The town has proposed purchasing the property, currently owned but not used by the Town of Westerly. Chesebrough said that when the town sold the property to Westerly to use as a well, Stonington reserved the right to buy the property back for $35,000 if it was no longer in use. She said that discussions with Westerly have so far been positive.

Residents raised some concerns about the park at the meeting, including cost, insufficient parking, potential environmental contamination and that it might become a place for unwanted activities such as drug use and drinking.

Frost said parking could be expanded if necessary. He addressed concerns about unwanted activities by saying evidence of campsites on the property indicated that those types of activities may already exist, and that creating parks has the opposite effect by deterring unwanted activities.

Frost said an initial study showed no levels of significant environmental contamination.

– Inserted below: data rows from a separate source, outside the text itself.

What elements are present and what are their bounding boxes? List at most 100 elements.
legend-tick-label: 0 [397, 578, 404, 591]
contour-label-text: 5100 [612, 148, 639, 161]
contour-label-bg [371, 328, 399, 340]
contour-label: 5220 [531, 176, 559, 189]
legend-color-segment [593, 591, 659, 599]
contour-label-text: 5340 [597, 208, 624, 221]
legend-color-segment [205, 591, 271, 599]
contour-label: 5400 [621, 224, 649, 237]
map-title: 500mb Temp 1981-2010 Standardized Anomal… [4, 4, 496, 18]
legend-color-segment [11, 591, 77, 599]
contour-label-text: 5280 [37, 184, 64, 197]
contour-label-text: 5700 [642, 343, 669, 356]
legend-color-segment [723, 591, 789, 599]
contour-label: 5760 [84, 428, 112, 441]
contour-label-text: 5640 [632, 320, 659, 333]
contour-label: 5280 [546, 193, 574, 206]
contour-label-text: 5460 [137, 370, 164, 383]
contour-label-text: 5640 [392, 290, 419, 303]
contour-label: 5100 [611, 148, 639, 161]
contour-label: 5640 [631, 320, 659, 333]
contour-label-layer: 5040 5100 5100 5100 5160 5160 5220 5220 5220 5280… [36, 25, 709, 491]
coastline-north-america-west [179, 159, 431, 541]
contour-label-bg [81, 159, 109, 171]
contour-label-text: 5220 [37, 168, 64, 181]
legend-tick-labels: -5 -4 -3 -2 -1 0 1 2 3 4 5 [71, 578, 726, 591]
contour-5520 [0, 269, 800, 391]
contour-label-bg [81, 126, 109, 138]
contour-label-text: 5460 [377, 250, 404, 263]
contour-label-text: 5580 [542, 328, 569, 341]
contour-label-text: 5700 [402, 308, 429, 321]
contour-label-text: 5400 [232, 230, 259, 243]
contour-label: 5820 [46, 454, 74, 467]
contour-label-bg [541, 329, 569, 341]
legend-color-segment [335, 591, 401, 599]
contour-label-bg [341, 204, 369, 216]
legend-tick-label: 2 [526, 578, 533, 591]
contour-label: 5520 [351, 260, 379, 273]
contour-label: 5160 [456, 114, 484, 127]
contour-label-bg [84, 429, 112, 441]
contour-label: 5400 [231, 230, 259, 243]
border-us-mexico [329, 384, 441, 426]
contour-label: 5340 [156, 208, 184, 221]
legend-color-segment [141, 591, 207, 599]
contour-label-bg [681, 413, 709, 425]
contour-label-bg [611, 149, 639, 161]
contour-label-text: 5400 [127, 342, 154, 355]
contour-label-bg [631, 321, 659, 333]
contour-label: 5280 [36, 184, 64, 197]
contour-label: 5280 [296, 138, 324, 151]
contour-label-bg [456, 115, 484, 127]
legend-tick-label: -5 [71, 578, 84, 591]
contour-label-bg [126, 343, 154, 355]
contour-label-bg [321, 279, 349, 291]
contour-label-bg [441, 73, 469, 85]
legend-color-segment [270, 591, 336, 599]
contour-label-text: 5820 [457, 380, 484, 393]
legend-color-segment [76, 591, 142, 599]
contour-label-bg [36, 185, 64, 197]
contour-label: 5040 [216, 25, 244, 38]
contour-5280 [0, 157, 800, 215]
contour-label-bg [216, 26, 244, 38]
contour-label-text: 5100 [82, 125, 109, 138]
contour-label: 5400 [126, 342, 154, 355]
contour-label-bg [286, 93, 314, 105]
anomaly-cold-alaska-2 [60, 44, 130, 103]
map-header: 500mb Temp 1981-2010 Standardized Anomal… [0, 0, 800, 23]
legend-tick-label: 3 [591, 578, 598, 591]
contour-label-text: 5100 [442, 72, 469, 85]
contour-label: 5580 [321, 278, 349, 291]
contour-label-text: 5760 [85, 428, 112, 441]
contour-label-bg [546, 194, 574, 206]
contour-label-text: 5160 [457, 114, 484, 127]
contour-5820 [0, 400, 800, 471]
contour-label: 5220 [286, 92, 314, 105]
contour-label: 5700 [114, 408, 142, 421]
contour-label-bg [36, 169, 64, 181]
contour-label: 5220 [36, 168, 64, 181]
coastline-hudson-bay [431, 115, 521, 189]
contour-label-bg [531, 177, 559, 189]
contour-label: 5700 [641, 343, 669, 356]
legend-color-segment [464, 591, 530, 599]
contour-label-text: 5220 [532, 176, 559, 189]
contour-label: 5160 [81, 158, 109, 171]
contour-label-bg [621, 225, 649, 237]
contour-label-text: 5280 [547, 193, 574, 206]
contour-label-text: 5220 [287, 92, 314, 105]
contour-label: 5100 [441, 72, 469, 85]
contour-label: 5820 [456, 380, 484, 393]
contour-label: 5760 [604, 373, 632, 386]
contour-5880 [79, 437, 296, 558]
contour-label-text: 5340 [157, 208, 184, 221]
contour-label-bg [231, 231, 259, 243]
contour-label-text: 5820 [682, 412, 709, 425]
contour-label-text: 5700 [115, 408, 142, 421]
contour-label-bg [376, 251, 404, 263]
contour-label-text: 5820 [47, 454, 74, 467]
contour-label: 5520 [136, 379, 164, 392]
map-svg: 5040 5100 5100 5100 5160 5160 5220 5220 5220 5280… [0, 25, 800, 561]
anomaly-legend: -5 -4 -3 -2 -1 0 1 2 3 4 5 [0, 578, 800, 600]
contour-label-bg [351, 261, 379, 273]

Additionally, he said the park was designed to require minimal maintenance and construction could be done in phases to spread out the cost.

Chesebrough acknowledged the $2.2 million cost was high, but she did not expect taxpayers to shoulder the entire burden, as the town is looking into obtaining grant funding.

She said a $480,000 request in the proposed 2023-24 capital improvement budget to help develop the park would probably be addressed by the Board of Finance in late March.